HP 1810 gigabit switch, no issues. Several Cisco 3750 (10/100 only models) switches, no problem.
Connecting any of the laptops, thru any switch, no problem.
I replicated this on two other live M5 400’s (KD6EPQ-9-PBM5-RdlsEOC-1.local.mesh and -2) but only while using one of the triggering laptops. These nodes are normally plugged into a 3750 10/100 switch, with no problem. No errors on the switch ports.
Updating laptop drivers, setting to 100/Full (or anything else), changing power-save settings, flow control, offloading, etc. had no positive effect.
Paths thru the RF side of the node never exhibited any issues. Also the node’s LAN IP remained ping-able at all times thru RF.

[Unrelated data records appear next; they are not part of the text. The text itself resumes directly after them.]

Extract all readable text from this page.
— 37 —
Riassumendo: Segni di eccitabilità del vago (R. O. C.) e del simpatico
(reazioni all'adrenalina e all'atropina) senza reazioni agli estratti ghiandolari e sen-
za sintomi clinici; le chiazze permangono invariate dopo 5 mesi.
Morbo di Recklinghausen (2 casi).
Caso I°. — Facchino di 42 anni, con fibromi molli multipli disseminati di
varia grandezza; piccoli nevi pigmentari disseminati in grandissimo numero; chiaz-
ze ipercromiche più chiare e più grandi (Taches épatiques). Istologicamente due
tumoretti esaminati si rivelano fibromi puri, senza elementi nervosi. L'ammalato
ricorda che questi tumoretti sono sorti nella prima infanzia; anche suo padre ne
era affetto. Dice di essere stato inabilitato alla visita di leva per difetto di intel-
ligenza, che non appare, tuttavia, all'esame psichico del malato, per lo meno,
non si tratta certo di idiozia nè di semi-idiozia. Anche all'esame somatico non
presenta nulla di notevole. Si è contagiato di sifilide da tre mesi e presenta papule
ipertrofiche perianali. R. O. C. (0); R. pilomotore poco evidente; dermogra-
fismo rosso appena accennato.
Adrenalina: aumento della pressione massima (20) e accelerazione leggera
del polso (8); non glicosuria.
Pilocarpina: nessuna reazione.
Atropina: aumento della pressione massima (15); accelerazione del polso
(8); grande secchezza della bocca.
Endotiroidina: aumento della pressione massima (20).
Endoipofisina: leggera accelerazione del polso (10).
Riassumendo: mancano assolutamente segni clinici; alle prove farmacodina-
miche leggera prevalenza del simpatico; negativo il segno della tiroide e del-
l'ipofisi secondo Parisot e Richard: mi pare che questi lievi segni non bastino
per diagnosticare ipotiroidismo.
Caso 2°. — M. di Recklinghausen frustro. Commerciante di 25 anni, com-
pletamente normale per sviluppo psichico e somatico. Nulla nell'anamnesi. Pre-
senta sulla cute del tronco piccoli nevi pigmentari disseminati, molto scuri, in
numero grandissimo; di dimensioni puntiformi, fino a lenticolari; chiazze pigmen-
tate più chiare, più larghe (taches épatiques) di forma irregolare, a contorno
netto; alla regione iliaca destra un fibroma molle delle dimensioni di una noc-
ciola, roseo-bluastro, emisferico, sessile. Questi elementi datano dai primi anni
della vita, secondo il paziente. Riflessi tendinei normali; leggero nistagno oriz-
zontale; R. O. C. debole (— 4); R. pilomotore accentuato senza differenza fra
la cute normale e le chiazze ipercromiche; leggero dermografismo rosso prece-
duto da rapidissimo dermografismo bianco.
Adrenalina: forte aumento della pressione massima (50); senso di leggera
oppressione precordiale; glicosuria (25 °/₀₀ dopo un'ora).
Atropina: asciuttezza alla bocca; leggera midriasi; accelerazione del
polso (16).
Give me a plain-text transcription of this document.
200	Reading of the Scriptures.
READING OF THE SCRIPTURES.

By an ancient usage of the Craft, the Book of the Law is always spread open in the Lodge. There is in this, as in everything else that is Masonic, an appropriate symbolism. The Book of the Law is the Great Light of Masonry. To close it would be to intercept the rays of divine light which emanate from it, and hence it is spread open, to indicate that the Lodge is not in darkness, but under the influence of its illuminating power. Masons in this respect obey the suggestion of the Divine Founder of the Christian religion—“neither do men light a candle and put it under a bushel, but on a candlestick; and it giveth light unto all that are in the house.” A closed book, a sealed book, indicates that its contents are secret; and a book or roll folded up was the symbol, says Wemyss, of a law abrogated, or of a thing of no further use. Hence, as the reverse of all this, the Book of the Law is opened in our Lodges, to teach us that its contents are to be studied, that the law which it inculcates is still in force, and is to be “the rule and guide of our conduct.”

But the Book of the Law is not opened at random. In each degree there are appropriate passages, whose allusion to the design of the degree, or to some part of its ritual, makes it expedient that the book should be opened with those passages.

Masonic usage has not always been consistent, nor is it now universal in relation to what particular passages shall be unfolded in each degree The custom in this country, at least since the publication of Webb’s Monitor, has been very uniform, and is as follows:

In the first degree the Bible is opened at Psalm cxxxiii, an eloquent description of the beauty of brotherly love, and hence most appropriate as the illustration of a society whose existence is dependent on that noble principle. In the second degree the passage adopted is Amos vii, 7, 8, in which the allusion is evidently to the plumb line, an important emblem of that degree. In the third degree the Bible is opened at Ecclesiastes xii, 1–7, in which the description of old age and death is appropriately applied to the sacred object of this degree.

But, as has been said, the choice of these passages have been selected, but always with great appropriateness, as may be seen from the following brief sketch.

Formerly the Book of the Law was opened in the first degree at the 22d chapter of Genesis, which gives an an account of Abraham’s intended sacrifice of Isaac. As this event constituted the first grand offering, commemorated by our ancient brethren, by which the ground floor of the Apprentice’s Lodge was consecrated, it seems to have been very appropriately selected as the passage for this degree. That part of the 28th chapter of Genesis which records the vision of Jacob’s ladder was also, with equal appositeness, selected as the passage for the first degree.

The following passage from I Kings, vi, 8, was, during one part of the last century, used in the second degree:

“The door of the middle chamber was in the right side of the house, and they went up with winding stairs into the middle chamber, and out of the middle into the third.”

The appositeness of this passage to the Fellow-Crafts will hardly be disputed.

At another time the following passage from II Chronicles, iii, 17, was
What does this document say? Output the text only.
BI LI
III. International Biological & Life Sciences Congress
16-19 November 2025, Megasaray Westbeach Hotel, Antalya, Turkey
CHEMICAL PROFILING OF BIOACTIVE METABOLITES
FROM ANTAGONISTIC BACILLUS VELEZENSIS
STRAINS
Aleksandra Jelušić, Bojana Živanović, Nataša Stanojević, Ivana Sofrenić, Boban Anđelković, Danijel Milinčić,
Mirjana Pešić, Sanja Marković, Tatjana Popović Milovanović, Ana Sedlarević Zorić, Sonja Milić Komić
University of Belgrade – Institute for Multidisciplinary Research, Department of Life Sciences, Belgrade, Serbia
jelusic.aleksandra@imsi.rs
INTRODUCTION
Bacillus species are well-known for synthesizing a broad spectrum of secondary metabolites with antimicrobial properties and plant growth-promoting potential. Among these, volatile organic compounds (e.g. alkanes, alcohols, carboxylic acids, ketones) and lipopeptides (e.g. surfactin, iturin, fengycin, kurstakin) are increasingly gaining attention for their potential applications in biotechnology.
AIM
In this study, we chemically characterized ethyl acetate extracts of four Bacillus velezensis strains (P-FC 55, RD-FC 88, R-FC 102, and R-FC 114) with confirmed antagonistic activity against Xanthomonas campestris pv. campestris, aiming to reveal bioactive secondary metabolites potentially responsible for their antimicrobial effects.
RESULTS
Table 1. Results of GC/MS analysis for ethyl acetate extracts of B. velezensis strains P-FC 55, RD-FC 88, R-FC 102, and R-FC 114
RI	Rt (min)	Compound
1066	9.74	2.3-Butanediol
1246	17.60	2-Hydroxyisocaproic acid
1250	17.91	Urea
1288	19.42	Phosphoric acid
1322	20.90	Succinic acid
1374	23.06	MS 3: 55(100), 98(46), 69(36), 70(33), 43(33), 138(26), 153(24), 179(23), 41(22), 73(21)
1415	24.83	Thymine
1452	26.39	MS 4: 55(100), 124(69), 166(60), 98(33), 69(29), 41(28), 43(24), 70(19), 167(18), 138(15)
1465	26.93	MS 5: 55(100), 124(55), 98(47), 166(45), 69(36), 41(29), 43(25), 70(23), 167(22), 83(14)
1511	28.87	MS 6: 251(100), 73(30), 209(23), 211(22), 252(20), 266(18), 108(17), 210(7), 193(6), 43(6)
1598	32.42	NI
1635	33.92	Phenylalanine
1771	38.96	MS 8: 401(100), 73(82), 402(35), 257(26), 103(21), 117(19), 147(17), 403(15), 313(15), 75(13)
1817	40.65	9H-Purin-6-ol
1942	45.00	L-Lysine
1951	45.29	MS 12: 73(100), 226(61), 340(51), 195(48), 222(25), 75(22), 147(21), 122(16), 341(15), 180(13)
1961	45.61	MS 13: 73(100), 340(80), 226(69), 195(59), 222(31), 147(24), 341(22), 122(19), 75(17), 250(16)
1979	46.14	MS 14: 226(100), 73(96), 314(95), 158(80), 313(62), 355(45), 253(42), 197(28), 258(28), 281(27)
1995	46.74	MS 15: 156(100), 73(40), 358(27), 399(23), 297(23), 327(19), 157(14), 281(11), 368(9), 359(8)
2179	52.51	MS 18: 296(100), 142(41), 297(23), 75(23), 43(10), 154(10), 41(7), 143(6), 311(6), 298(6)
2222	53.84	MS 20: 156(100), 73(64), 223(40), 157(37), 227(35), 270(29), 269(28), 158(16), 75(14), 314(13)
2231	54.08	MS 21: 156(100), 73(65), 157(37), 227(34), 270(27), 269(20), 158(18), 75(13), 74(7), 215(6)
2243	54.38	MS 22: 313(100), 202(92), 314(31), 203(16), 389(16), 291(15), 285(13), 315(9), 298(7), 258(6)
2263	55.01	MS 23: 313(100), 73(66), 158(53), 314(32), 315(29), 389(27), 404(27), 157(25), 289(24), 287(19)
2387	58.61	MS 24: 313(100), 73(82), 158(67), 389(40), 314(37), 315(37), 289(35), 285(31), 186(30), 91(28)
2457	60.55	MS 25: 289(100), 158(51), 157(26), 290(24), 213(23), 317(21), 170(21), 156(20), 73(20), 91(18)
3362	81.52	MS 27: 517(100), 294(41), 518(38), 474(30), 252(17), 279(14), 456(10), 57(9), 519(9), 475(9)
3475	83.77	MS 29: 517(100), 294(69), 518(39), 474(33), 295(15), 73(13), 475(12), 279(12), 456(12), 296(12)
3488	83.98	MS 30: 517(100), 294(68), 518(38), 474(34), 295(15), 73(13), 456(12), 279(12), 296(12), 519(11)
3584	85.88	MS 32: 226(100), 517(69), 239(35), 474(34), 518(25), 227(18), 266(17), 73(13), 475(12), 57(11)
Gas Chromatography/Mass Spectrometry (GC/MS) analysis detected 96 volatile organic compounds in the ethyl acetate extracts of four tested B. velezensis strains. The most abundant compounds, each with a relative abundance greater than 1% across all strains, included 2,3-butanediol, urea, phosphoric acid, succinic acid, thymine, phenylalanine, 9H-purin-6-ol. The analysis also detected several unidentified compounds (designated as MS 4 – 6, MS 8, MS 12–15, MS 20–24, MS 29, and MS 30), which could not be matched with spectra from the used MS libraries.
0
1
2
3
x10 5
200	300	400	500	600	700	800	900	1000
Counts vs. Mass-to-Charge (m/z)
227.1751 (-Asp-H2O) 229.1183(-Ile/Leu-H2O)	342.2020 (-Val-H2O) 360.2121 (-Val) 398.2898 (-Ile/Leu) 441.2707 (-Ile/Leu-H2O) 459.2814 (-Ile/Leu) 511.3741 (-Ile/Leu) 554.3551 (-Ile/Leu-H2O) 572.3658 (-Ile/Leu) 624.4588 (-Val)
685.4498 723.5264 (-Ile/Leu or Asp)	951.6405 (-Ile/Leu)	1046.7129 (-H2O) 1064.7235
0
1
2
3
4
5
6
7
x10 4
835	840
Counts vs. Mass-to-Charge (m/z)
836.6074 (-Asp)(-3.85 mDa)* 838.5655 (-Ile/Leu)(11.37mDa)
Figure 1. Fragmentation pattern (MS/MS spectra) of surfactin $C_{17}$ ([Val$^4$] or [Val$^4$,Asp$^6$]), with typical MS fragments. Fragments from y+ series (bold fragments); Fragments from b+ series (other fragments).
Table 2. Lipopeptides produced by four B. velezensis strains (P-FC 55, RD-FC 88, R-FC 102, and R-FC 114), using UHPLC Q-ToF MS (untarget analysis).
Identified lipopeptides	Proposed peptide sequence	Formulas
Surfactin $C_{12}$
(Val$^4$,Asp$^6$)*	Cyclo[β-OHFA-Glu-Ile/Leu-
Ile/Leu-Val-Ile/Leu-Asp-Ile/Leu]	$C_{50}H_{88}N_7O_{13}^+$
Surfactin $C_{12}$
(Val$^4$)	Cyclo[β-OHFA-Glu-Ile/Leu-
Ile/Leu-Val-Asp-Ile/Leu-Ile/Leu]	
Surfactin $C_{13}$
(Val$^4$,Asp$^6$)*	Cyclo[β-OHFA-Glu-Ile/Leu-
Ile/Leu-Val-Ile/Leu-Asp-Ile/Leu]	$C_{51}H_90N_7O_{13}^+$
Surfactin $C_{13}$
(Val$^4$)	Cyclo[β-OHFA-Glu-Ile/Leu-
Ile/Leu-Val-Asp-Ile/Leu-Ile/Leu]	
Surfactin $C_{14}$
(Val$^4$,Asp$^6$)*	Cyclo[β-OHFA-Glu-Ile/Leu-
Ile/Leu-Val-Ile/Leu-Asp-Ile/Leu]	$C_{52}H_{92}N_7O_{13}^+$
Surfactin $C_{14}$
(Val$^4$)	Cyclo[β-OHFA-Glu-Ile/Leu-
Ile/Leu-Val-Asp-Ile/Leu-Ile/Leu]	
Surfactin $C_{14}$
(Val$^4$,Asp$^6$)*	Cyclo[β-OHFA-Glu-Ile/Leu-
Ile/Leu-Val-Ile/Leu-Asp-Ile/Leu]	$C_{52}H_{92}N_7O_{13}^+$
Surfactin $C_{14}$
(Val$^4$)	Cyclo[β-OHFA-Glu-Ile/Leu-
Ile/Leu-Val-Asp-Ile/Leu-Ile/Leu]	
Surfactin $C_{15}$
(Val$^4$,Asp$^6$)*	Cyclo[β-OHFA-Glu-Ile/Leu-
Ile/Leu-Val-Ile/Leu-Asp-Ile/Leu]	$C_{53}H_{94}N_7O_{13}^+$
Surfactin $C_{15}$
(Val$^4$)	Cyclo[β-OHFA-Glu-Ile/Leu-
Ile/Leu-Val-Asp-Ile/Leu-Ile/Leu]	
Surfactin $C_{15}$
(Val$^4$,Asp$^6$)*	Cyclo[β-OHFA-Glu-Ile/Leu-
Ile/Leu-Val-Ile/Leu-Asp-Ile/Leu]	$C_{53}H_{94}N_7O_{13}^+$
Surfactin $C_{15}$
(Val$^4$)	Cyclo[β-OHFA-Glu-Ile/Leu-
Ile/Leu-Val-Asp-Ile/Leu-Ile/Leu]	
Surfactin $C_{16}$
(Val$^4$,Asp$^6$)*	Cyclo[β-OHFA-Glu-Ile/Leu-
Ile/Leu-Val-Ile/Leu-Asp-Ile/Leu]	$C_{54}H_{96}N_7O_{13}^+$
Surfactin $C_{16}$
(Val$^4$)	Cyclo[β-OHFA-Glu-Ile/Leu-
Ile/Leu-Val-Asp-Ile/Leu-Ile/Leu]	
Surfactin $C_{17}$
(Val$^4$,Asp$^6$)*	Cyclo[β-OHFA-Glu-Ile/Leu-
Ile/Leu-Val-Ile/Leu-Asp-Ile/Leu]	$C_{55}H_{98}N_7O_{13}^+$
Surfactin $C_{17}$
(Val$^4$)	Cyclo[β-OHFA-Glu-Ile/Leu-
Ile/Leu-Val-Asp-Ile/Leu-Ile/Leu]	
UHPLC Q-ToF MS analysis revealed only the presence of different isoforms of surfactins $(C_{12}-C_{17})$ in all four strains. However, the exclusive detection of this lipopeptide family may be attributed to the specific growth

Keith forced the ToughSwitch 5 and the M5 400 node referenced above into 100/Full and the route-flapping problem at the site went away. (AI6BX-8-PBE-M5-P2P-HC.local.mesh). On a side note, all on-site cabling was verified last time I was up there. I plugged in thru the switch and saw the problem; we thought maybe it was a bad switch. I had plugged in directly to the node but apparently didn’t let it sit long enough to fail. It can go a minute or so without fail at times.
I forced my M5-400 node into 100/Full and the problem went away on the direct laptop tests. Laptop NIC settings didn’t matter at this point whether set to 100/Full or Auto. (Set both the same of course in the real world.)
So it would seem there may be a driver issue on the M5 400 affecting auto-negotiation only with some specific chipset/driver/switch/OS combinations.
3.17.1.0RC1 and Dev 171 both exhibit this behavior. These are all non-ISO models. I have not seen a problem with the PB M5-300 model. Let me know if u want any support files or access. I'll leave the "fixed" test node on the air (KD6EPQ-1-TEST.local.mesh)
Ian
Bingo. Sorry, I should have caught that earlier given the model involved. We saw this previously at Elsinore Pk with a PBE-M5-400 too.
These newer devices with the Gigabit ports are at risk of bouncing around on the rates and causing havoc. The PBE-M5-620 may also exhibit this symptom, although I have one at Peasants Pk on an 8-port ToughSwitch. This combination is working fine with no special settings.
Andre, Conrad, did ether of you create a ticket earlier on this issue from Elsinore experience? Or do we need to submit this now?
Joe AE6XE
Joe,
Glad to know we are all human and occasionally miss something in our reading. Good to know too that my initial thought was not that far off. :)
To my knowledge no ticket has been created for this issue.
No ticket was created. It was my node and I assumed it to be a result of a marginal cable termination. It was the first time any of us had seen the problem, so we were content to wait until we saw it again before documenting it in a ticket.
Andre
I entered ticket #265 for this issue.